Coming Clean: Study Guide, by David Bax
Ondi Timoner’s Coming Clean is the kind of issue-advocacy documentary that’s full of slogans and sound bites. The magnitude of opioid overdose deaths is referred to in numbers of “9/11s,” “plane crashes” and “Super Bowls” and the solution, we’re assured, lies in the motto of treatment-first proponents, spoken by at least three different people over the course of the film: “The opposite of addiction is connection.” Timoner’s arguments are sound–not to mention moral–but her info-dump approach tends toward the superficial. A documentary on the subject with a more specific focus and depth (like Jessica Earnshaw’s Jacinta, which played festivals last year) might stick around longer in the memory.
Timoner examines the opioid epidemic mostly by focusing on Utah and Colorado. These are not just places where the addiction and death rates are especially high but also places where she finds politicians dedicated to doing something about it using compassion and well-vetted research.

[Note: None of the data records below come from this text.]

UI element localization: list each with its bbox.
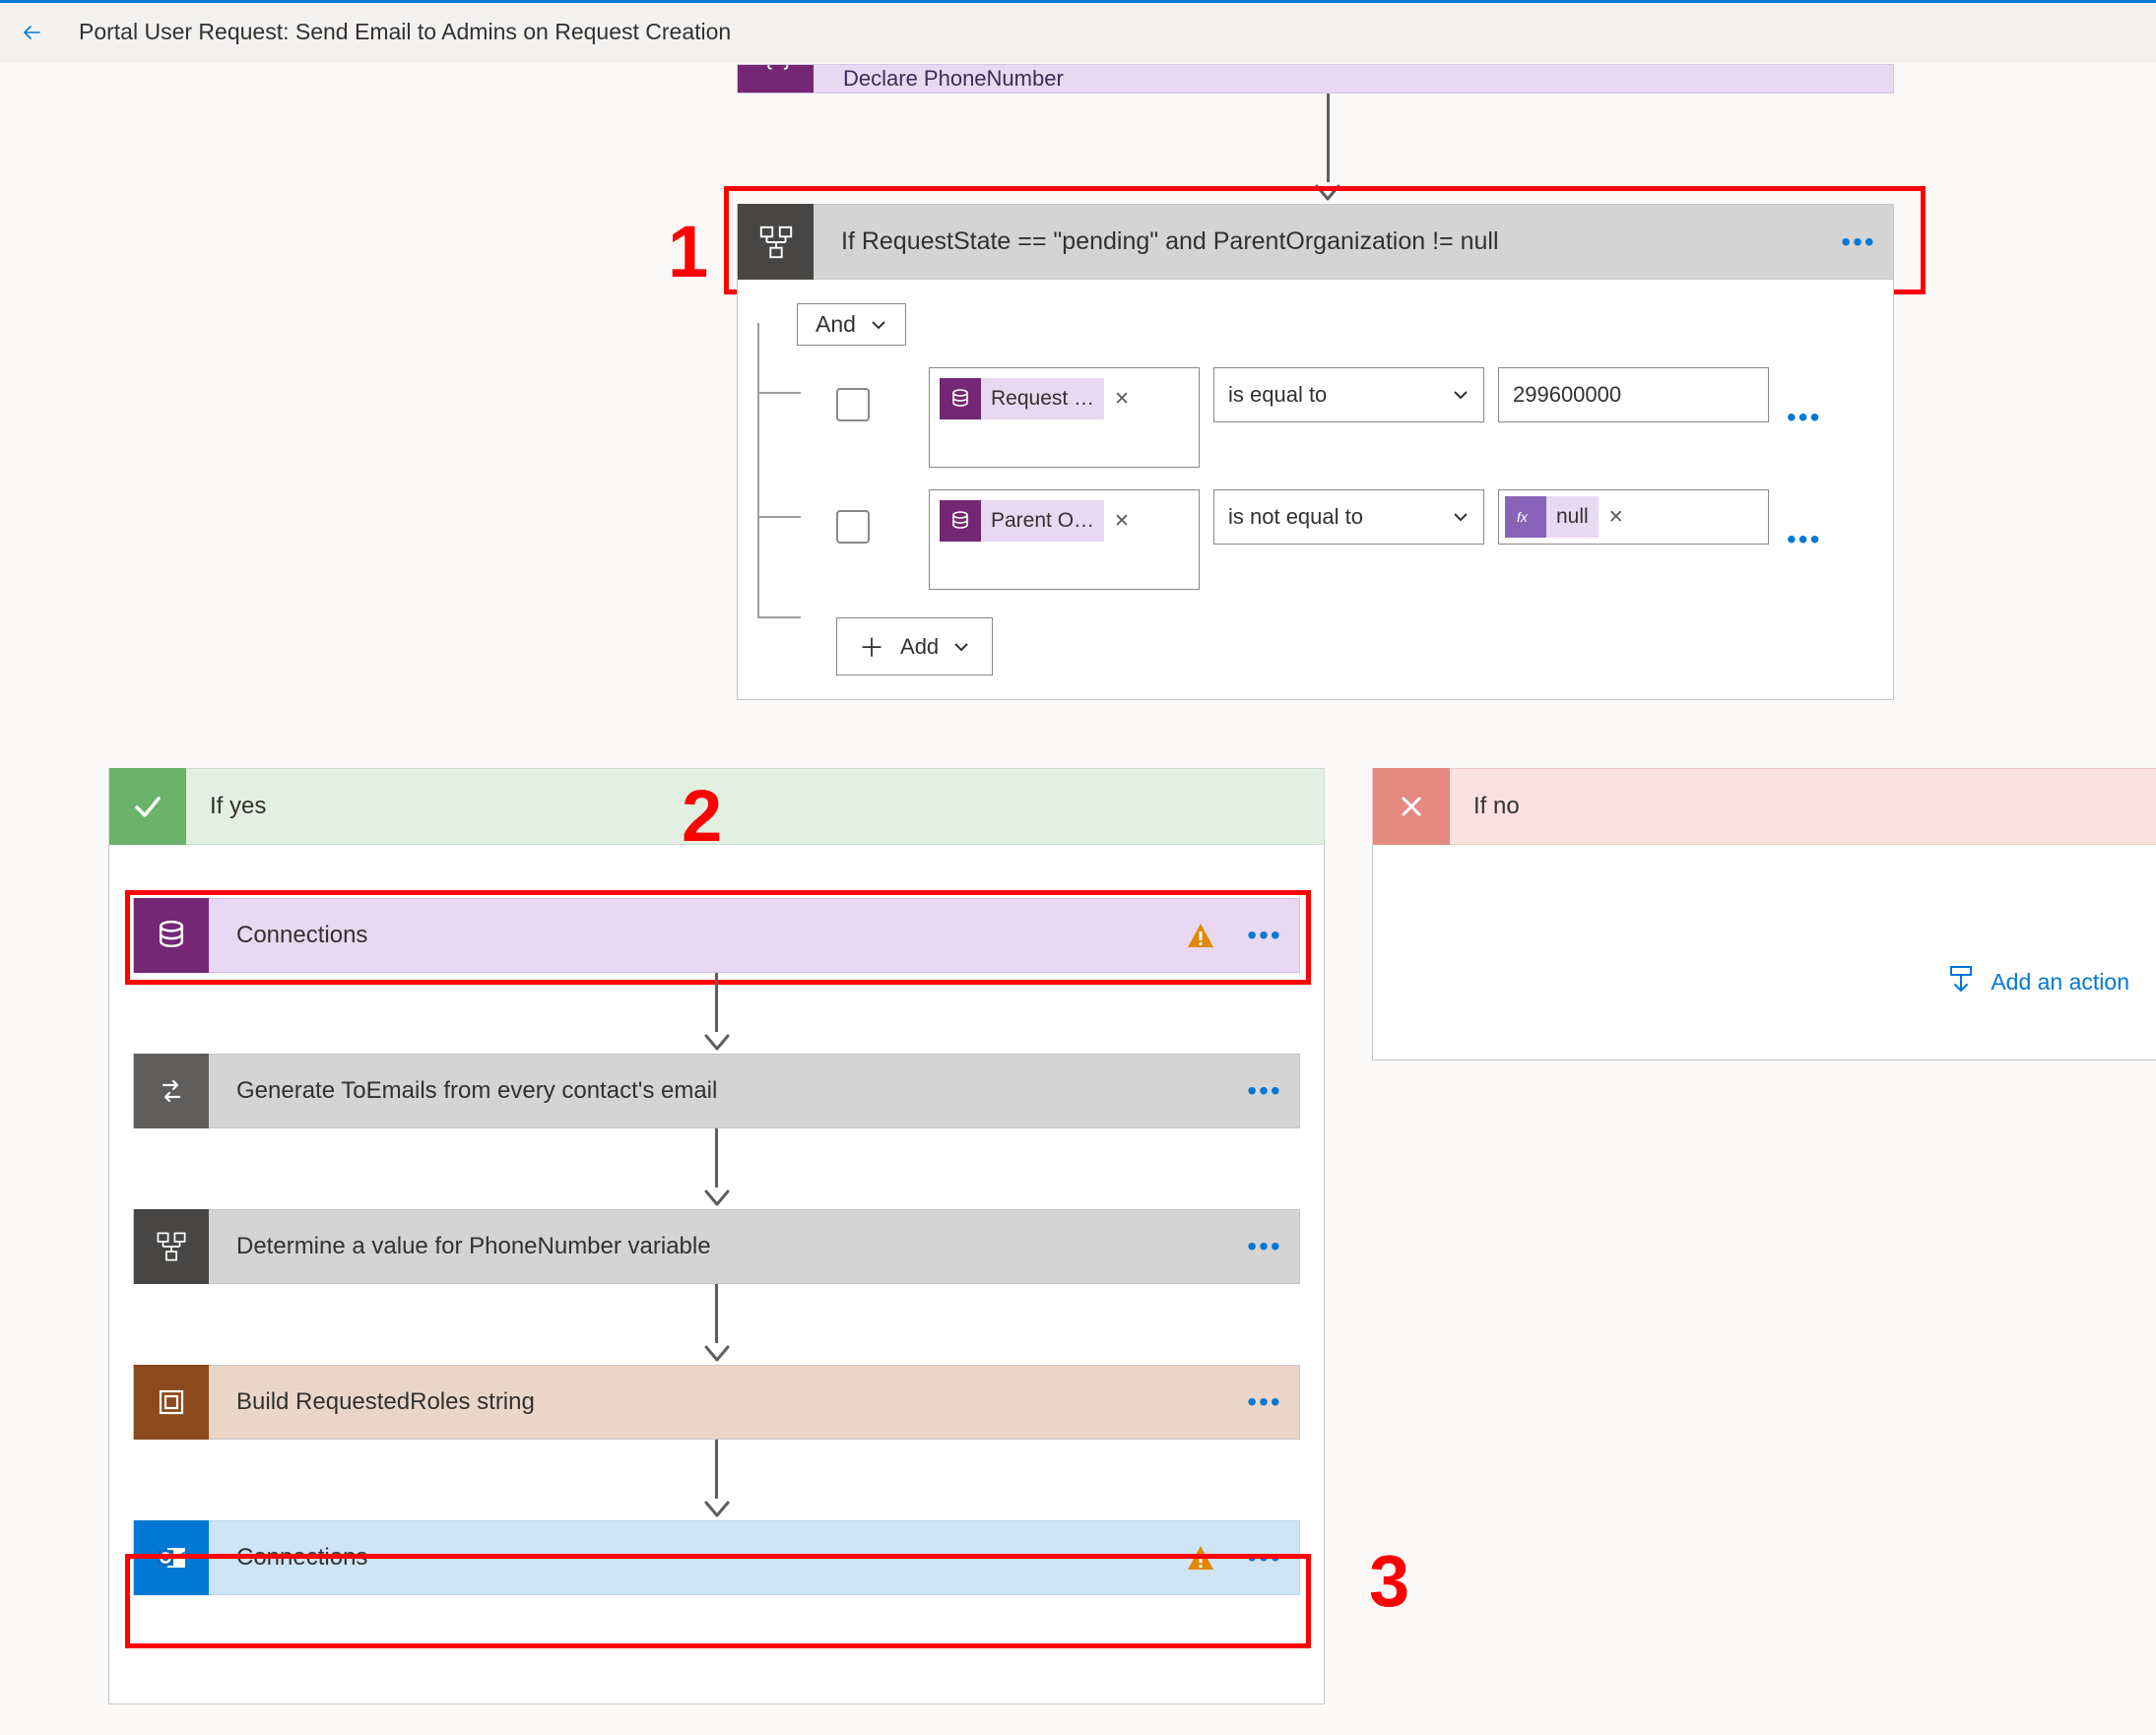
fx-icon: fx — [1505, 496, 1546, 538]
condition-title: If RequestState == "pending" and ParentO… — [814, 227, 1824, 256]
pill-label: Request … — [981, 378, 1104, 419]
condition-row: Parent O… ✕ is not equal to fx null ✕ — [797, 489, 1869, 590]
svg-text:fx: fx — [1517, 509, 1529, 525]
arrow-down-icon — [702, 1032, 732, 1054]
arrow-down-icon — [702, 1343, 732, 1365]
operator-select[interactable]: is equal to — [1213, 367, 1484, 422]
chevron-down-icon — [870, 318, 887, 332]
operator-label: is equal to — [1228, 382, 1327, 408]
step-more-button[interactable]: ••• — [1230, 1386, 1299, 1418]
lhs-input[interactable]: Parent O… ✕ — [929, 489, 1200, 590]
check-icon — [109, 768, 186, 845]
condition-body: And Request … ✕ — [737, 280, 1894, 700]
add-label: Add — [900, 634, 939, 660]
condition-icon — [738, 204, 814, 280]
row-checkbox[interactable] — [836, 388, 870, 421]
loop-icon — [134, 1054, 209, 1128]
dataverse-icon — [940, 378, 981, 419]
if-yes-body: Connections ••• Generate ToEmails from e… — [108, 845, 1325, 1704]
operator-select[interactable]: is not equal to — [1213, 489, 1484, 545]
expression-pill[interactable]: fx null ✕ — [1505, 496, 1634, 538]
svg-text:{x}: {x} — [764, 64, 791, 69]
close-icon — [1373, 768, 1450, 845]
highlight-3 — [125, 1554, 1311, 1648]
if-yes-title: If yes — [210, 793, 266, 820]
back-button[interactable] — [14, 15, 49, 50]
pill-remove[interactable]: ✕ — [1104, 510, 1140, 533]
chevron-down-icon — [1452, 382, 1470, 408]
dynamic-content-pill[interactable]: Request … ✕ — [940, 378, 1140, 419]
rhs-input[interactable]: 299600000 — [1498, 367, 1769, 422]
build-requestedroles-step[interactable]: Build RequestedRoles string ••• — [133, 1365, 1300, 1440]
pill-label: null — [1546, 496, 1599, 538]
rhs-value: 299600000 — [1513, 382, 1621, 408]
step-label: Determine a value for PhoneNumber variab… — [209, 1233, 1230, 1260]
highlight-2 — [125, 890, 1311, 985]
determine-phonenumber-step[interactable]: Determine a value for PhoneNumber variab… — [133, 1209, 1300, 1284]
add-action-label: Add an action — [1991, 969, 2129, 996]
row-more-button[interactable]: ••• — [1787, 390, 1821, 445]
condition-step-header[interactable]: If RequestState == "pending" and ParentO… — [737, 204, 1894, 280]
generate-toemails-step[interactable]: Generate ToEmails from every contact's e… — [133, 1054, 1300, 1128]
operator-label: is not equal to — [1228, 504, 1363, 530]
if-no-title: If no — [1473, 793, 1520, 820]
condition-more-button[interactable]: ••• — [1824, 226, 1893, 258]
chevron-down-icon — [1452, 504, 1470, 530]
step-label: Build RequestedRoles string — [209, 1388, 1230, 1416]
condition-row: Request … ✕ is equal to 299600000 ••• — [797, 367, 1869, 468]
annotation-3: 3 — [1369, 1539, 1409, 1623]
row-checkbox[interactable] — [836, 510, 870, 544]
dynamic-content-pill[interactable]: Parent O… ✕ — [940, 500, 1140, 542]
lhs-input[interactable]: Request … ✕ — [929, 367, 1200, 468]
logic-operator-label: And — [816, 311, 856, 338]
add-row-button[interactable]: ＋ Add — [836, 617, 993, 675]
pill-remove[interactable]: ✕ — [1599, 506, 1634, 529]
page-title: Portal User Request: Send Email to Admin… — [79, 19, 731, 45]
add-action-button[interactable]: Add an action — [1945, 963, 2129, 1000]
step-more-button[interactable]: ••• — [1230, 1075, 1299, 1107]
chevron-down-icon — [952, 640, 970, 654]
annotation-1: 1 — [668, 210, 708, 293]
pill-label: Parent O… — [981, 500, 1104, 542]
dataverse-icon — [940, 500, 981, 542]
declare-variable-label: Declare PhoneNumber — [843, 66, 1064, 92]
arrow-down-icon — [702, 1499, 732, 1520]
condition-icon — [134, 1209, 209, 1284]
rhs-input[interactable]: fx null ✕ — [1498, 489, 1769, 545]
logic-operator-select[interactable]: And — [797, 303, 906, 346]
if-no-body: Add an action — [1372, 845, 2156, 1060]
step-more-button[interactable]: ••• — [1230, 1231, 1299, 1262]
variable-icon: {x} — [738, 64, 814, 94]
arrow-down-icon — [702, 1188, 732, 1209]
declare-variable-step[interactable]: {x} Declare PhoneNumber — [737, 64, 1894, 94]
if-no-header[interactable]: If no — [1372, 768, 2156, 845]
compose-icon — [134, 1365, 209, 1440]
plus-icon: ＋ — [859, 628, 884, 665]
pill-remove[interactable]: ✕ — [1104, 388, 1140, 411]
annotation-2: 2 — [682, 774, 722, 858]
step-label: Generate ToEmails from every contact's e… — [209, 1077, 1230, 1105]
add-action-icon — [1945, 963, 1977, 1000]
row-more-button[interactable]: ••• — [1787, 512, 1821, 567]
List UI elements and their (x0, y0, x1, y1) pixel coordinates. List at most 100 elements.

Coming Clean opens with a lengthy montage of news clips about opioid addiction and overdoses. This turns out to be a kind of vision board for the movie. With its journalistic efficiency and digestible infographics, it begins to feel itself like a feature length version of a TV newsmagazine segment.
Timoner’s interviewees (including Mike Moore, the former Mississippi Attorney General who led the charge against tobacco companies in the 90s and played himself in The Insider) make sure to spread the blame for opioid proliferation all up and down the lines of sale, distribution, marketing, approval and prescription. With a cycle that sees people leave the FDA and get directly hired by pharmaceutical companies, Moore establishes that, “the fault starts with the government.” But he and the other politicians profiled, like former Salt Lake County mayor Ben McAdams and Colorado State Senator Brittany Pettersen, believe that the solution lies there too. Coming Clean isn’t just a survey of the opioid epidemic; it aspires to be a guidebook to its resolution, advocating for increasing legalization with a subsequent focus on treatment instead of punishment. It also offers arguments about the economic benefits of such an approach for the soulless viewers to whom saving lives is not incentive enough. Politically, though, Timoner seems not to know what to do with the racial factors that make opioids and largely white opioid addicts less stigmatized than the largely BIPOC populations who suffered under previous drug crises, acknowledging these factors’ existence without really engaging.
For all the fine points it makes, Coming Clean is at its most powerful when it remembers that the addicts it’s profiling are human beings, not numbers. All of the packaged inspirational stories can’t compete, when it comes to eliciting sympathy, to the moment when a woman calls her mother to announce the very big news that she’s checking herself into rehab and the mom, having long ago learned not to get her hopes up, responds coldly and officiously. Powerful instances like this one are too few and too far between.
Instead, Timoner tries to make up for the general flatness of her film with self-conscious flash, cheesy bits of faux-profundity like projecting images and headlines onto her interviewees’ stoic faces. Coming Clean makes for a well-researched educational tool but that’s not the same thing as a good film.